The new investment will allow the company to expand its digital platform in the US, Asia and the Middle East

Digital health

Huma has raised $130m to boost digital health platform. (Credit: Darko Stojanovic from Pixabay)

Health technology company Huma has secured $130m in the latest funding round to scale its digital health platform for enhanced care and research.

The investment will allow the company to expand its modular platform that can power digital hospitals at home across the UK, as well as support the pharmaceutical and research industries to conduct decentralised clinical trials.

Huma’s platform integrates predictive algorithms, digital biomarkers and real-world data to boost proactive care and research.

The investment arms of Bayer and Hitachi Ventures led the Series C funding round, while the participants include new strategic and financial investors such as Samsung Next, Sony Innovation Fund by IGV, Unilever Ventures and HAT Technology & Innovation Fund by HAT.

SoftBank former president Nikesh Arora and Allianz chairman Michael Diekmann have also joined as new shareholders.

Huma founder and CEO Dan Vahdat said: This is a pivotal moment in Huma’s development. We have exceptional partners and strategic investors who will support us in our mission to help people worldwide live longer and fuller lives.
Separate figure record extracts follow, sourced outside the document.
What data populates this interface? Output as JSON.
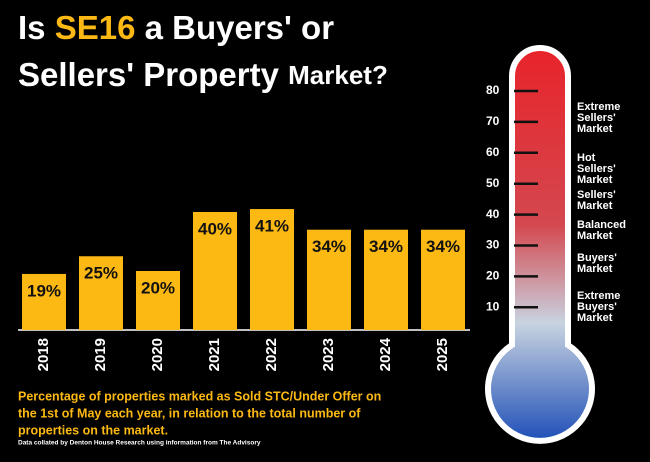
{
  "chart_data": {
    "type": "bar",
    "title": [
      "Is ",
      "SE16",
      " a Buyers' or",
      "Sellers' Property ",
      "Market?"
    ],
    "categories": [
      "2018",
      "2019",
      "2020",
      "2021",
      "2022",
      "2023",
      "2024",
      "2025"
    ],
    "values": [
      19,
      25,
      20,
      40,
      41,
      34,
      34,
      34
    ],
    "value_labels": [
      "19%",
      "25%",
      "20%",
      "40%",
      "41%",
      "34%",
      "34%",
      "34%"
    ],
    "color": "#fdb913",
    "caption": [
      "Percentage of properties marked as Sold STC/Under Offer on",
      "the 1st of May each year, in relation to the total number of",
      "properties on the market."
    ],
    "source": "Data collated by Denton House Research using information from The Advisory",
    "thermometer": {
      "ticks": [
        80,
        70,
        60,
        50,
        40,
        30,
        20,
        10
      ],
      "zones": [
        [
          "Extreme",
          "Sellers'",
          "Market"
        ],
        [
          "Hot",
          "Sellers'",
          "Market"
        ],
        [
          "Sellers'",
          "Market"
        ],
        [
          "Balanced",
          "Market"
        ],
        [
          "Buyers'",
          "Market"
        ],
        [
          "Extreme",
          "Buyers'",
          "Market"
        ]
      ]
    }
  }
}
“We’re already demonstrating how ‘hospital at home’ can transform healthcare, and how decentralised clinical trials can advance research in ways that weren’t imaginable even one year ago.”
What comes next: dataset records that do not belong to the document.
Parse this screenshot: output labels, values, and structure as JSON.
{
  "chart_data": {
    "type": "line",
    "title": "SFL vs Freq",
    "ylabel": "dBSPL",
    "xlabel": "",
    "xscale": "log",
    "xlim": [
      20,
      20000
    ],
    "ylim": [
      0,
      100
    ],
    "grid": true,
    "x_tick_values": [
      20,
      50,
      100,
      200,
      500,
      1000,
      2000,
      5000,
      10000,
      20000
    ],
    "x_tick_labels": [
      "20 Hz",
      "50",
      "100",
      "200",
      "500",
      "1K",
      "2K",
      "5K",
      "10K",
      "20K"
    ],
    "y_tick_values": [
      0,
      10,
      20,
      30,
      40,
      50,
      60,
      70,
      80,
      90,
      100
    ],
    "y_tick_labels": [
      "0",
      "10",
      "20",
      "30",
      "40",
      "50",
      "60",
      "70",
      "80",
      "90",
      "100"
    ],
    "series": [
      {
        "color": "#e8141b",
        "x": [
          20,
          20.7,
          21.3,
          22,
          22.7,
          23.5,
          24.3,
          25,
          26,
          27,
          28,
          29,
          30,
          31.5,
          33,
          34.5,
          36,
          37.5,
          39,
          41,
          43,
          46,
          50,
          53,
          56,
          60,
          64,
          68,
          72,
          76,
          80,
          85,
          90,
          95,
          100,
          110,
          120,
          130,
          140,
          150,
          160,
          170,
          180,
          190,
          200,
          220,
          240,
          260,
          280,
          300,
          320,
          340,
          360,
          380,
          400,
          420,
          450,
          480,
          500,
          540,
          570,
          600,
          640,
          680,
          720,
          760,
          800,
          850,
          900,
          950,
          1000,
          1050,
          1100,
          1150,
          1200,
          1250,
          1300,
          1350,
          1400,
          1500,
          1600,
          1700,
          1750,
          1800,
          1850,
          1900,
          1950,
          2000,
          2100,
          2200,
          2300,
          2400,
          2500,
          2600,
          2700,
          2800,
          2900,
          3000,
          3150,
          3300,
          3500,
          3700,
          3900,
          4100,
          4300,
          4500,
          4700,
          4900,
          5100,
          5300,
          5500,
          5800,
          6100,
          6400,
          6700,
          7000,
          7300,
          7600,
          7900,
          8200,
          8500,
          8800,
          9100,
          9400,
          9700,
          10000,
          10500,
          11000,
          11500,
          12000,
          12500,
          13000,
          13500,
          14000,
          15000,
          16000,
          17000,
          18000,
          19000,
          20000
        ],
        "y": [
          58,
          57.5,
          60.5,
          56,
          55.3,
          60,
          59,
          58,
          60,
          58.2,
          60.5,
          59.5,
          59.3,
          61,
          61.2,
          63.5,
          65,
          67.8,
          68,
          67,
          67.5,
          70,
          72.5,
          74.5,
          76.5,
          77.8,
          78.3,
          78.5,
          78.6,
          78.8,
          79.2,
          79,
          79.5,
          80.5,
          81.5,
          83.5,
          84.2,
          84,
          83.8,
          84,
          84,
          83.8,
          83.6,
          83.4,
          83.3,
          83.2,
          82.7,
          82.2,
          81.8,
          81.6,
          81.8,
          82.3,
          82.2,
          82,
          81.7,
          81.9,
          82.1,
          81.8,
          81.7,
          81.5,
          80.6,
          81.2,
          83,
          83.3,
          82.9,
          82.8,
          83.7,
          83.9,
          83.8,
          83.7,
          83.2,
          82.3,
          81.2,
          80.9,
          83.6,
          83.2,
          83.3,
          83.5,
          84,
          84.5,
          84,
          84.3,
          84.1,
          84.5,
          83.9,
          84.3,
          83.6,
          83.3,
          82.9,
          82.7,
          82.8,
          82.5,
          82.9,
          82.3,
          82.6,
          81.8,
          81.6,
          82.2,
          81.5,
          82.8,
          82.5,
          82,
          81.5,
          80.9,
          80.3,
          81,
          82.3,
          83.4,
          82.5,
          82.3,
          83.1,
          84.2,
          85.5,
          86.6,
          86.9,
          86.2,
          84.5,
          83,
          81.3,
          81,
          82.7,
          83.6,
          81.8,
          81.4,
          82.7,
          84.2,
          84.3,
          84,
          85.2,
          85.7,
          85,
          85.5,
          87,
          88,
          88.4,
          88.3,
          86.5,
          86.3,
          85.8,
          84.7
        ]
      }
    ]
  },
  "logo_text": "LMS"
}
A further commitment of $70m, which is expected to be exercised at a later date, has also been agreed under the Series C funding round. It will extend the total financing to over $200m.

Goldman Sachs International served as lead placement agent to Huma, while HSBC Bank and Nomura acted as joint placement agents.

Huma will use the new investment to extend its digital platform in the US, Asia and the Middle East.

Co-created with clinicians, the digital hospital at home has been independently demonstrated to double clinical capacity, minimise hospital readmissions by over a third and has patient adherence levels of more than 90%.

Huma also stated that it has advanced its work in the US in 2021 with a team that has established new partnerships with clinical research organisations, health care providers, payers, research organisations, and technology companies.

Humaworks works with life science firms such as AstraZeneca, Bayer and Janssen and academic institutions such as Stanford Medicine, the Johns Hopkins Bloomberg School of Public Health and the University of Cambridge.